Example: Many of us are familiar with the classic cast iron mechanical bank depicting the stereotypical black gentleman raising his hand to his mouth. The oft and ill titled “Jolly N-WORD” or the “N-WORD Hair Tobacco” tins or the many Aunt Jamima collectibles.

That being said, most collectors of black Americana are in fact African-American. Most notably recognized celebrities such as Bill Cosby, Whoopi Goldberg and Oprah Winfrey, have all stated that they draw strength from such items because the antiques are symbolic of the struggles of their ancestors. It’s necessary to see that and to know we were once that kind of society.

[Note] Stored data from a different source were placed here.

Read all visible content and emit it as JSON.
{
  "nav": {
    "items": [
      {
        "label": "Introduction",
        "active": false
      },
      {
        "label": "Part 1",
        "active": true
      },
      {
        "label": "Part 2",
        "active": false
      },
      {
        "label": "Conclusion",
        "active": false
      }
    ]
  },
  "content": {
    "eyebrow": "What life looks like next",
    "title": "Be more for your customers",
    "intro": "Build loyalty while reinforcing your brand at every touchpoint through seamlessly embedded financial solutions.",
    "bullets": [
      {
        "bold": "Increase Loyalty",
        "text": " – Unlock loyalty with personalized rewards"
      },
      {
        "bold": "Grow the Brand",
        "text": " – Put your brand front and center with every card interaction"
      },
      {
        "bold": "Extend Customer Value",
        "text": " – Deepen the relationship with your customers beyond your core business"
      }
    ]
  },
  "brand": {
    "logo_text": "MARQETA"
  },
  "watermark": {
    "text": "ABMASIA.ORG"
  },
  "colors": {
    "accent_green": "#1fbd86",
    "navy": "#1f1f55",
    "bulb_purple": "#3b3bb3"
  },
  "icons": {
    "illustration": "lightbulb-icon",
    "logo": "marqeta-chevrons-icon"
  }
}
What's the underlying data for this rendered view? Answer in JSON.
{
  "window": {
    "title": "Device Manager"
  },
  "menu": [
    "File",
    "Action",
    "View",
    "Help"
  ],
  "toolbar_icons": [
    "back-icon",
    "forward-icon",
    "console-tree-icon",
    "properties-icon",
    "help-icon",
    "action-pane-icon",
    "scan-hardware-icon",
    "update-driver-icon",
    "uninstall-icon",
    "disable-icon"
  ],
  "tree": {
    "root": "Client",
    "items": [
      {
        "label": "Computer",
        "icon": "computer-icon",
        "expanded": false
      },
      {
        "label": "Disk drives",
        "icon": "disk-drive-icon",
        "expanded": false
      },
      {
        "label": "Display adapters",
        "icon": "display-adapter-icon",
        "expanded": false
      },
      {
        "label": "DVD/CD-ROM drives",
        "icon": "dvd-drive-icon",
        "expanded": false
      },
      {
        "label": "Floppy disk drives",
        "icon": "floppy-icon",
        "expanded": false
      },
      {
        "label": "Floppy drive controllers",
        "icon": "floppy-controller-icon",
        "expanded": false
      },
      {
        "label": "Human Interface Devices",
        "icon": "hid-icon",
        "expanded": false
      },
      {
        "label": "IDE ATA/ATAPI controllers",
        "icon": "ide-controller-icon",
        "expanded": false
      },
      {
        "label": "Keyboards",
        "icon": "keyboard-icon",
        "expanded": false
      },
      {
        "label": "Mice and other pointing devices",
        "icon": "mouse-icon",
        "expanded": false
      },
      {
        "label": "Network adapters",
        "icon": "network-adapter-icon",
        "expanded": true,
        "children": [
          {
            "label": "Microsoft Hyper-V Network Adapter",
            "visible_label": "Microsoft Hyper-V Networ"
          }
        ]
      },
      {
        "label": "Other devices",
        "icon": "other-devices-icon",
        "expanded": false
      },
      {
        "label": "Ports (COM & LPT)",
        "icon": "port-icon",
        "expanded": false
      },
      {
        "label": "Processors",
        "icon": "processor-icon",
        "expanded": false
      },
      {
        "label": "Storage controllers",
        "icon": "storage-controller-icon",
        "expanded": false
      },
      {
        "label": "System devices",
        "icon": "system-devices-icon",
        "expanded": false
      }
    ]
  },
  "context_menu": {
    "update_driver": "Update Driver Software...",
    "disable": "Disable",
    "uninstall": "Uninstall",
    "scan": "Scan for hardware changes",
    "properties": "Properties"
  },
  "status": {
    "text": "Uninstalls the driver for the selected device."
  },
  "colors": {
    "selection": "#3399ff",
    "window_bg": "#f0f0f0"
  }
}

So, that begs the question…if it is appropriate to not deny the history of an item (regardless of the obvious emotional affect), is it then not appropriate to use the correct title of that item? What is allowable and by whom?

Certainly, merely changing a title or calling an item by another name does not take away from what it is or that era’s use of such stereotypes. It is what it is…bit’s of our history and regardless of the amount of modifying it, can or should it ever be so easily disarmed and changed?

Who’s allowed to propagate or use these terms in regard to collectibles, when therefor is it acceptable or inappropriate? Do you or should you have to be of a certain demographic or race to use the correct title?

Native Americans have equally & as long been negatively depicted and associated with such products & items of a derogatory nature. There oddly however is a hubris to the sensitivity, a lack of refrain. Such items as cigar store Indians, squaw items, mannequins and products with such names as “Red Indian Oil”, “Running Indian” “Savage Arms”, “Red Man Tobacco” many of these items are still freely marketed including those for more then one sports team.

WWII items…A French judge back in 2001 ordered Yahoo to block French users from seeing listings of Nazi merchandise on its auction pages and said he would fine the company 13,000 (£9,000) each day it failed to comply. (Associated Press May 2001)

Does that make an item less relevant, sought out or historically unimportant?

No. The divide between each of us regarding these relics can be dramatic and certainly emotionally heated. This article does not presume to give advice on appropriateness or lack thereof. I have profound compassion of those feelings which these items do evoke. There is however a certain blindness, an inequity and yes even ambiguity prevalent in our society. The suppression of an item does not mean it does not exist, no more then the myth of an ostrich burying it’s head in the sand will prevent it’s being attacked.

As with any collectible, racial and military items all have and impart something that recalls a moment in time, a place or even tragic events. It is our history, we as a people created it and regardless of how ugly some of that history may be, it cannot be denied or devoid of it.